Article 3 de l’ordonnance du 7 mars 1944 relative au statut des Français musulmans d’Algérie
Conseil constitutionnel
Ce dossier documentaire, établi à l’occasion de la décision n° 2012-259 QPC, porte sur l’article 3 de l’ordonnance du 7 mars 1944 relative au statut des Français musulmans d’Algérie et sur ses effets en matière de citoyenneté et de nationalité.
L’ordonnance du 7 mars 1944 proclame que la loi s’applique indistinctement aux Français musulmans et non musulmans et abroge les dispositions d’exception. Toutefois, elle maintient, en matière de statut personnel, l’application du droit musulman et des coutumes berbères aux intéressés qui n’ont pas expressément déclaré vouloir relever du droit civil français. Son article 3 confère la citoyenneté française, à titre personnel, à certaines catégories de Français musulmans (anciens officiers, fonctionnaires, titulaires de diplômes, décorés, notables locaux, etc.), avec inscription sur les mêmes listes électorales et participation aux mêmes scrutins que les autres citoyens.
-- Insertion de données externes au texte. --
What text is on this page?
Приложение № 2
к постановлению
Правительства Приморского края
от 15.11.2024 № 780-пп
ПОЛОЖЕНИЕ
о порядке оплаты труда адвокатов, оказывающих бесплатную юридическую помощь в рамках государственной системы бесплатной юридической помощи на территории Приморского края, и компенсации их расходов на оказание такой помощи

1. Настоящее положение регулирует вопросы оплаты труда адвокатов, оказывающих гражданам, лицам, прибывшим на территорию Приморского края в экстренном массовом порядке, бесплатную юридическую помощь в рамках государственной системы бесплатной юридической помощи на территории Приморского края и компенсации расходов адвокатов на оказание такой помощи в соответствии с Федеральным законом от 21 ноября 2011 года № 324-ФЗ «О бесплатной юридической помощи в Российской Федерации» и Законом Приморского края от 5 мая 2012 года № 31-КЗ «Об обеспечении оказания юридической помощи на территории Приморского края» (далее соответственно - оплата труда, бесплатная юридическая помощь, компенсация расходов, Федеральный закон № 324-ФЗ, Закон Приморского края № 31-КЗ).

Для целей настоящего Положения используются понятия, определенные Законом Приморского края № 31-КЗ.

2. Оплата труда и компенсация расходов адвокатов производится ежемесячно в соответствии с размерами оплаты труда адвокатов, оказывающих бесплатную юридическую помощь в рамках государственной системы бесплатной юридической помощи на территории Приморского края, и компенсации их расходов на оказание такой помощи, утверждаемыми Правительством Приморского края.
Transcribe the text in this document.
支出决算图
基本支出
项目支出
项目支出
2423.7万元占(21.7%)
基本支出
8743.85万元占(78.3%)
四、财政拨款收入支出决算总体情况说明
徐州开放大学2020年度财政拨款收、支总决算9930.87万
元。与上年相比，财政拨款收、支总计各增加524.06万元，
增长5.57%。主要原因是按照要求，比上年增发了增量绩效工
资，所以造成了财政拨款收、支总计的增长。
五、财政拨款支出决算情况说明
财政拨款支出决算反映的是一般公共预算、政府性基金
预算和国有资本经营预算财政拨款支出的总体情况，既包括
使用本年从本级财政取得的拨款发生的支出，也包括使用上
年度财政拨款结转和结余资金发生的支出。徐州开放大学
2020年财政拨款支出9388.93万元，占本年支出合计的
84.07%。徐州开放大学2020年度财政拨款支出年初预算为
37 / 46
Le dossier replace ce texte dans l’évolution antérieure : le sénatus-consulte du 14 juillet 1865 reconnaissait la qualité de Français aux « indigènes musulmans » tout en les maintenant sous leur statut personnel, sauf demande d’admission au statut civil de droit commun. La loi du 4 février 1919 précisait les conditions d’accession à la citoyenneté. Après l’indépendance de l’Algérie, l’ordonnance du 21 juillet 1962 distingue, pour la conservation de la nationalité française, entre personnes de statut civil de droit commun et celles de statut civil de droit local.
La jurisprudence administrative et judiciaire rappelle de manière constante que l’accession à la citoyenneté en 1944 n’emportait pas, par elle-même, changement de statut civil : seule une renonciation expresse au statut de droit local permettait l’adoption du statut civil de droit commun. L’inscription sur les listes électorales, l’exercice de fonctions publiques ou la qualité de militaire ne suffisaient pas à établir une telle renonciation.
Enfin, au regard des normes constitutionnelles invoquées (article 6 de la Déclaration de 1789 et article 75 de la Constitution de 1958), le dossier expose que le respect du statut personnel constitue un principe reconnu et que la différence de traitement opérée en matière de nationalité repose sur ce critère, sans que soit retenue l’existence d’une atteinte caractérisée au principe d’égalité.